Mengarus-Utamakan Teknologi dalam Pembangunan Nasional

July 7, 2009

PII mulai menyelenggarakan rangkaian diskusi untuk menelurkan Rekomendasi Teknologi PII, dimulai dengan diskusi pertama pada 12.3.09 petang.

Dibuka dengan paparan Hari G. Soeparto bertajuk Industri Strategis dan Teknologi Strategis, Ir. Hari antara lain mengatakan, produktivitas industri kita masih rendah karena mata rantai keterkaitan belum jelas. Dan peran teknologi masih rendah. Indikasinya, lokalisasi dan adaptasi teknologi belum terlihat.

Di sini Industri Strategis diartikan sebagai industri yang berangkat dari apa yang dimiliki, yang paling panjang mata rantainya, yang paling banyak melibatkan masyarakat, yang paling dikuasai teknologinya, dan yang paling menyentuh langsung pemakmuran masyarakat.

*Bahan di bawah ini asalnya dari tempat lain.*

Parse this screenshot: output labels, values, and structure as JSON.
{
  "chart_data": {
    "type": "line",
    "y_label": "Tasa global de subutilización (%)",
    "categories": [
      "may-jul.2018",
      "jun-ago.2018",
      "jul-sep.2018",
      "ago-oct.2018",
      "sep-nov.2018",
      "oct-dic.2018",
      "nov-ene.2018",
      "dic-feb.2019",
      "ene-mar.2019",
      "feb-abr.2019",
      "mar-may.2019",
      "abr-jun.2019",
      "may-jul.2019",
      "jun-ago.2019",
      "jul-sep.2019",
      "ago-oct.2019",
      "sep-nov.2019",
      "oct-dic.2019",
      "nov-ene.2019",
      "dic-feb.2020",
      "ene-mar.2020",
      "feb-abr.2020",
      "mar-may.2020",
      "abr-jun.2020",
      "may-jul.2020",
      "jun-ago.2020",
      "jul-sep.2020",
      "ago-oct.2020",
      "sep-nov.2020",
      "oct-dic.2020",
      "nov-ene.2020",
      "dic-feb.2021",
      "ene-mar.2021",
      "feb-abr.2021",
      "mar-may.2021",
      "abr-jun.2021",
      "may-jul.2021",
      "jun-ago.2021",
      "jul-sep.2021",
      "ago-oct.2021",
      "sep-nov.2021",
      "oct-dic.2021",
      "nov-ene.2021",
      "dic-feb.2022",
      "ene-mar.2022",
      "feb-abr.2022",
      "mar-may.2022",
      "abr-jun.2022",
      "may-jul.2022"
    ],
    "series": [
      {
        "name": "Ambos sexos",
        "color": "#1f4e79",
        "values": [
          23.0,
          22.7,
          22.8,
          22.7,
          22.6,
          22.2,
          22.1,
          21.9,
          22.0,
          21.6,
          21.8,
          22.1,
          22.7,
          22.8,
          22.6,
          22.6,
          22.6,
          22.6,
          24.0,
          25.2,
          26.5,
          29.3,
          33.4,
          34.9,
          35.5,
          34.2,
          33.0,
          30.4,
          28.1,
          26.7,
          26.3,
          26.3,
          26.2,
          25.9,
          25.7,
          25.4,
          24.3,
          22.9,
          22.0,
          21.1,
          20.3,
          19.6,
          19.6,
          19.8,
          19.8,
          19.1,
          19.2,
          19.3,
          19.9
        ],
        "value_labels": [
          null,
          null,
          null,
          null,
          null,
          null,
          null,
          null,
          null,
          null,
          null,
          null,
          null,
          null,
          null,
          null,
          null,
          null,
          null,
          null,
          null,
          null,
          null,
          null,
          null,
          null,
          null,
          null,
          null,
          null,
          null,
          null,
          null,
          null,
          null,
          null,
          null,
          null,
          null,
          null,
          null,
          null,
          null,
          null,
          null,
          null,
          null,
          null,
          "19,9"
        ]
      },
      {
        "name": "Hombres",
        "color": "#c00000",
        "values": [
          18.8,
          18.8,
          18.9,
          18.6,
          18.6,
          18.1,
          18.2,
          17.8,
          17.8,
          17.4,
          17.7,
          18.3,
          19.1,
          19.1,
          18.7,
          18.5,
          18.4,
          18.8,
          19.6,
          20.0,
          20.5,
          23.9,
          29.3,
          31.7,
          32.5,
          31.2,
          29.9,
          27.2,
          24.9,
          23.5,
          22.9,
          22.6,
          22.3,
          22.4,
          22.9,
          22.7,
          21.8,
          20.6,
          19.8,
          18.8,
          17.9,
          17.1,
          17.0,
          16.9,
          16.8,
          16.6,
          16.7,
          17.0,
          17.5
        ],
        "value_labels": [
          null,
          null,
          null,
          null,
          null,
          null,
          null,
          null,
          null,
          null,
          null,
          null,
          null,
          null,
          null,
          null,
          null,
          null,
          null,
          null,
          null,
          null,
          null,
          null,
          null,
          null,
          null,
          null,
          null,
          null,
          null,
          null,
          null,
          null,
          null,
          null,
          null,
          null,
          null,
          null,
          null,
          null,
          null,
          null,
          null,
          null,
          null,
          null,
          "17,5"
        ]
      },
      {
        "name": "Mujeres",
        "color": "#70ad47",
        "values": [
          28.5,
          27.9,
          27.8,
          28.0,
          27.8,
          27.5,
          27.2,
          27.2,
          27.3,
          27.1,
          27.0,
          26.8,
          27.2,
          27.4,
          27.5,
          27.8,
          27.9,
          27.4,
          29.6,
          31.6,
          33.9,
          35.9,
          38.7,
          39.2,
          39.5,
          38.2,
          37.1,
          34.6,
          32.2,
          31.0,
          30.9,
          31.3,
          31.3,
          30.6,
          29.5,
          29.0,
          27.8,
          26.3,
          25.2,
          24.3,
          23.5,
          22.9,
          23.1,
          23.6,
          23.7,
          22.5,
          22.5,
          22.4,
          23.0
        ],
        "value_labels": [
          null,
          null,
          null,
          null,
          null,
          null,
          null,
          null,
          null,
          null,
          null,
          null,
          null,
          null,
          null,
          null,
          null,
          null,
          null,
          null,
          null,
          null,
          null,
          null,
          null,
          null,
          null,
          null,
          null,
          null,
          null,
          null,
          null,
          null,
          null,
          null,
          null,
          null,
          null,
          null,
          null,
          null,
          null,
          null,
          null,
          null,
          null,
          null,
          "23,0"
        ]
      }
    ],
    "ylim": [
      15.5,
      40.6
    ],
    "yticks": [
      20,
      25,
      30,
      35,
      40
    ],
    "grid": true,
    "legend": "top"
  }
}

Yang paling krusial kemudian adalah menentukan teknologi yang paling tepat untuk pengembangan industri strategis guna pengembangan industri strategis. Strateginya, mengembangkan teknologi abad 20 yang dimiliki, teknologi pencegahan bencana, dan impor teknologi maju yang paling diperlukan bagi masyarakat.

Dengan visi bersama, maka program, proses dan implementasinya akan lebih fokus. Berikut beberapa petikan.

Ashwin Sasongko
“Ketika pak Amir bikin buku, disampaikan bahwa kita punya wadah industri transportasi udara dan laut. Itu suatu pilihan yang tentunya diperlukan sejumlah pertimbangan. Indonesia negara maritim, maka dipilih wahana maritim. Indonesia sebagai negara kepulauan, maka bisa dipilih industri pertahanan. Dan ekonomi Indonesia saat itu mampu membangun industri pesawat terbang.

Untuk kondisi sekarang, kita mencari pilihan dulu, yang penting konsisten. Justifikasinya jelas. Buktinya Thailand bisa jalan dengan pilihan biotech, India dengan IT, Iran juga jalan dengan industri mobil. Kembali ke Indonesia, kita punya banyak pilihan. Petrokimia atau baja juga suatu pilihan. Yang penting kita feaseable dan negara support.

Misal petrokimia dan baja, investasi yang ada besar sekali. Kalau uangnya ada, ya tidak apa. Misal pilihan  yang lain, industri kreatif. Banyak negara yang kaya karena support industri kreatif. Ini adalah pilihan, dan PII harus bisa menawarkan ke publik. Heavy industry atau creartive industry. Masalahnya, apapun yang dipilih pasti mengandung resiko.

Marzan A. Iskandar
Apakah di masa lalu teknologi pernah menjadi arus utama dalam pembangunan nasional? Menurut catatan kami, secara legal, baik dokumentasi maupun kebijakan, kita belum pernah punya kebijakan yang arus utamanya adalah teknologi. Jaman Habibie, dia punya kedekatan yang khas dengan presiden sehingga realisasi peran teknologi bisa diterima. Tetapi kalau kita melihat instansi lain, departemen lain tidak ikut melaksanakan.

Di masa lalu, Habibie lebih sebagai pemain tunggal. Peran Habibie memang kuat tetapi tidak menjadi arus utama. Maka judul yang diusulkan adalah “Mengarus-utamakan Teknologi Dalam Pembangunan Nasional”.

Kajian ini sebaiknya melihat juga apakah yang dilakukan Depperin tentang kebijakan industri nasional, lalu BPPT dan yang lainnya sehingga apa yang disusun tidak tumpang tindih.

Kebijakan seperti ini kalau kita turunkan pada tingkat daerah, akan lebih bervariasi dan lebih mudah diidentifikasi. Kalau kita susun pada skala daerah, mungkin pertimbangan memilih tidak pada skala pusat tetapi daerah.

Kajian ini akan membawa implikasi jauh, bias menjadi penataan ulang di Negara kita. Konsekuensinya bias sampai ke sana. Yakni bila RI 1 atau RI 2 punya komitmen pada industri. Harusnya komitmen ini ada.